4. Patching the Hole<(s)/h3>
Once you’ve located the hole, determine how big it is. If it’s a small puncture, or snakebite, it’s pretty easy to patch.
Rough the area around the hole with the pad of sandpaper in the patch kit to an area a little larger than the size of the patch, sanding down any “mold lines” (raised lines) that may be in the patch area. This exposes raw rubber for the patch glue to adhere to. Don’t skip this step! It’s important, and don’t touch the freshly sanded area with dirty or wet fingers!
Remove the backing from the pre-glued patch (or put glue on the tube over the area you cleaned and spread it into a thin layer with your finger). If you are using glue, let the glue dry and then press the patch firmly onto the tube. I like to continue pressing the patch on for about a minute. Be sure the edges of the patch are glued down.
5. Inspecting the Tire
Now check to see what happened, if you don’t already know. If you don’t see the problem visually, and it’s a puncture and not a snakebite, very carefully run your finger around the inside of the tube. Be careful, if it’s a glass shard, or piece of metal you could cut yourself. If the puncture is on the inside of the tube where it’s next to the rim, it could be coming from either (a) a burr on the rim, or (b) a spoke end protruding through the protective tape that runs in the base of the rim. If you find a spot where the tape is torn or misaligned, try to correct it. In a pinch, try to place a patch still in it’s package over the area, or something similar.
If the repair is for a snakebite puncture, there probably won’t be any problem found with the tire or rim; it’s usually caused by hitting a rock, concrete driveway edge, or some other hard object with too little tire pressure. The tube is deformed by the object, and gets pinched between the object and the rim, making the two little holes.
6. Reinstalling the Tube
With the tube repaired (or replaced) and the tire and rim free from defect, put a little air in the tube so it fills the tire when you put it back in; be sure to line up the valve stem with it’s hole in the rim. Push the valve stem all the way into it’s hole, and work the bead back over the edge of the rim by the valve stem with your hands. Repeat this process again about 6 inches away, while holding the first spot in place.

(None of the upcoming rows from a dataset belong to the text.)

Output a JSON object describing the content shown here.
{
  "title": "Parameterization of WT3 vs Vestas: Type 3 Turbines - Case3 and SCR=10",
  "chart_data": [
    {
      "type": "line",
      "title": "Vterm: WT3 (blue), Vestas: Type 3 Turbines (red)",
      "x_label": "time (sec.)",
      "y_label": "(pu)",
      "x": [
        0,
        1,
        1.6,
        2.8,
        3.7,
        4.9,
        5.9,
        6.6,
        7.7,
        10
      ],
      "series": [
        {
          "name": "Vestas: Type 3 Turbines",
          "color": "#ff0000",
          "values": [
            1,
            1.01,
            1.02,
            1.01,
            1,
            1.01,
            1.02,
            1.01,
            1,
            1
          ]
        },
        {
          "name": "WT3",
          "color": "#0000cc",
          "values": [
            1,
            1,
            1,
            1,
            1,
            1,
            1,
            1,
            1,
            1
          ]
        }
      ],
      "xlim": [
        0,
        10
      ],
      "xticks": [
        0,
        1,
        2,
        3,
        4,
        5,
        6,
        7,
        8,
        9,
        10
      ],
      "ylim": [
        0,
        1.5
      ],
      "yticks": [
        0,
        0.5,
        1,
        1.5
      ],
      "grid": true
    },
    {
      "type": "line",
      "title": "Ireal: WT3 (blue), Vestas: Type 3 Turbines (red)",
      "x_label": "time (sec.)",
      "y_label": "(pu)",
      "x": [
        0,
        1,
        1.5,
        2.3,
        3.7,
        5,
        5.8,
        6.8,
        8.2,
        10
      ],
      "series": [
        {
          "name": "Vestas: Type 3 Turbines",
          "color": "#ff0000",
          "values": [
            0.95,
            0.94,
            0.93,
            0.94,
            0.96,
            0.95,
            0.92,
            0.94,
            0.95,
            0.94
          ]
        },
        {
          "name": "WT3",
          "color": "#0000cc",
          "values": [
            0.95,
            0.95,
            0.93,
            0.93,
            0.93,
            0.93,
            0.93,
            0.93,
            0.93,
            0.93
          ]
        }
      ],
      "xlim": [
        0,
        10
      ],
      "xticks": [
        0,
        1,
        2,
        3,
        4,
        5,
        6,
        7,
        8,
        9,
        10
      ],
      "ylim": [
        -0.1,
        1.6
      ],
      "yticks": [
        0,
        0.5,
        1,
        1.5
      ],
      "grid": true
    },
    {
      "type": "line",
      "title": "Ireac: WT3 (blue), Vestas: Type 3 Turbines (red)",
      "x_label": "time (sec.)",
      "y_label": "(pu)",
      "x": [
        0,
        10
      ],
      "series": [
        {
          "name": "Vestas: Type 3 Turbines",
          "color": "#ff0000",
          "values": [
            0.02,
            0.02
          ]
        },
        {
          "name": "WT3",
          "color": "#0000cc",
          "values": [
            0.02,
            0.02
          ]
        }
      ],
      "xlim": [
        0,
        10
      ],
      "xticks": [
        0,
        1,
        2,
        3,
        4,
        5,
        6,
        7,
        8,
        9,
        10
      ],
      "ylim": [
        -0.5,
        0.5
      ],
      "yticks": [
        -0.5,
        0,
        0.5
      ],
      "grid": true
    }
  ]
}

7. Pushing the Bead Back Onto the Rim
Be sure the bead isn’t on directly on top of the valve stem; if it is, push the stem into the tire a little. Now do the same thing about 6 inches from the first spot, in the other direction. Keep repeating this procedure, as long as the remaining bead can be pushed on by hand. If it’s really tight, you may have to use a tire iron to get the last little bit of the bead on. Be very careful not to pinch the tube with the tire iron!
8. Replacing the Wheel
Hard part is over! Go ahead and pump up the tire to riding pressure. Be sure to pump it up enough! It would be a real bummer to resume your ride and get a snakebite!! Replace the wheel in the reverse order of removing the wheel. One thing to watch out for: when tightening the tire, be sure it is centered in the frame at the top of the wheel. Otherwise, when you re-tighten the brake pads, the wheel may rub on one pad or the other. Also, Warning!! Be sure the wheel axle is completely properly seated in the dropout of the frame, or fork. The wheel could come off and cause a serious accident otherwise!